Multi-cultural living or the inevitability of being an a**hole.

Yesterday I was playing volleyball, like I do most Wednesdays. I am the youngest on my team and am also the best player and the only white guy. Since all the other players are forty or fifty years old this is nothing to toot my own horn over. My team wins 80% of the time. But my teammates incessantly provide me with "advice," and it is always the same advice. Without exaggeration, I am told how to hit the volleyball or where to stand on the court at least 20 times per game.

This annoys me.

I will be leaving my island this weekend, like I do just about every weekend, while most of my colleagues will not be because they have to work on Saturdays and I do not. This weekend it is likely that a storm will be coming and I may not be able to return on Sunday as I usually do. If I were Korean it is unlikely that I would be "allowed" to leave. But I am not, and so I will go.

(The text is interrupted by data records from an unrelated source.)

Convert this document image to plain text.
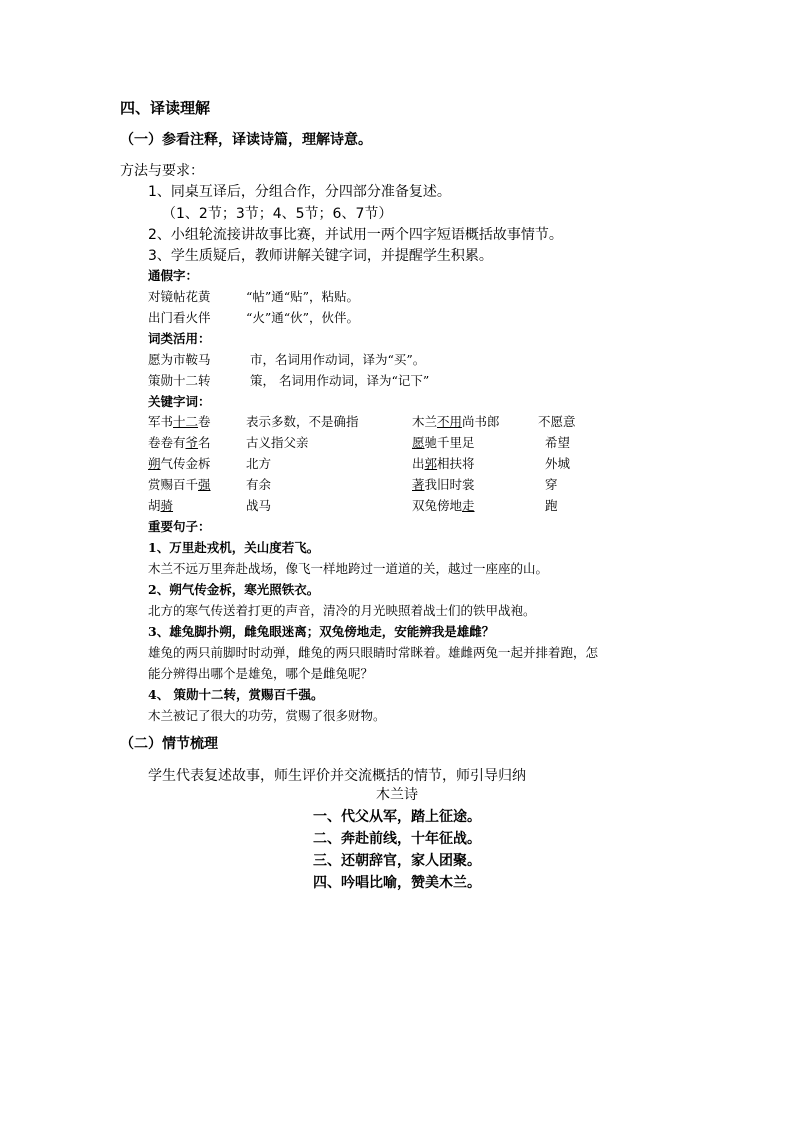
四、译读理解
（一）参看注释，译读诗篇，理解诗意。
方法与要求：
1、同桌互译后，分组合作，分四部分准备复述。
（1、2节；3节；4、5节；6、7节）
2、小组轮流接讲故事比赛，并试用一两个四字短语概括故事情节。
3、学生质疑后，教师讲解关键字词，并提醒学生积累。
通假字：
对镜帖花黄	“帖”通“贴”，粘贴。
出门看火伴	“火”通“伙”，伙伴。
词类活用：
愿为市鞍马	市，名词用作动词，译为“买”。
策勋十二转	策， 名词用作动词，译为“记下”
关键字词：
军书十二卷	表示多数，不是确指	木兰不用尚书郎	不愿意
卷卷有爷名	古义指父亲	愿驰千里足	希望
朔气传金柝	北方	出郭相扶将	外城
赏赐百千强	有余	著我旧时裳	穿
胡骑	战马	双兔傍地走	跑
重要句子：
1、万里赴戎机，关山度若飞。
木兰不远万里奔赴战场，像飞一样地跨过一道道的关，越过一座座的山。
2、朔气传金柝，寒光照铁衣。
北方的寒气传送着打更的声音，清冷的月光映照着战士们的铁甲战袍。
3、雄兔脚扑朔，雌兔眼迷离；双兔傍地走，安能辨我是雄雌？
雄兔的两只前脚时时动弹，雌兔的两只眼睛时常眯着。雄雌两兔一起并排着跑，怎
能分辨得出哪个是雄兔，哪个是雌兔呢？
4、 策勋十二转，赏赐百千强。
木兰被记了很大的功劳，赏赐了很多财物。
（二）情节梳理
学生代表复述故事，师生评价并交流概括的情节，师引导归纳
木兰诗
一、代父从军，踏上征途。
二、奔赴前线，十年征战。
三、还朝辞官，家人团聚。
四、吟唱比喻，赞美木兰。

But this annoys my colleagues.

If I were to tell my teammates to stop giving me "advice" they would be angry. Here one does not refuse the words of one's elders.

If they were to tell me that I could not leave, I would be angry. I believe an employer has no right to tell me what I can or cannot do on my days off, and am I not responsible for possible weather events.

And so on some level, and realistically, most levels, we view eachother negatively. Though we both understand cultural differences and make allowances neither one of us is willing to live by the other group's standards. In fact I have learned that becoming too close to my colleagues is a bad idea to the extent that the closer I get, the more they treat me like one of their own, which means expecting me to act as if I were a member of the Korean social hierarchy. This wouldn't be a problem except that being relatively young I am at the bottom of that hierarchy and being myself I am unwilling to subject those "below me" to what I consider ill-treatment.
And so I consciously stand apart.

Which also annoys my colleagues.

The end result is that we both on some level believe eachother to be a-holes. Because we are mature adults we manage to get along most of the time , excusing each other's behaviour rationally, or venting behind eachother's backs. But still that raw feeling that the other person is an a-hole is always lingering just beneath the surface. And because we live next to eachother it always will, unless one of us changes our minds or moves.

But then why should either of us change our minds? We live in different moral universes, both coherent, and yet opposing. Should I accept, indeed embrace, the idea that society should hierarchally arranged? Or contrary-wise is it reasonable or realistic for me to expect my 40 year old colleagues to act towards me as if I were their equal? I don't think so.

This is one of the less comfortable facts of living a multicultural life. You are inevitably an a-hole.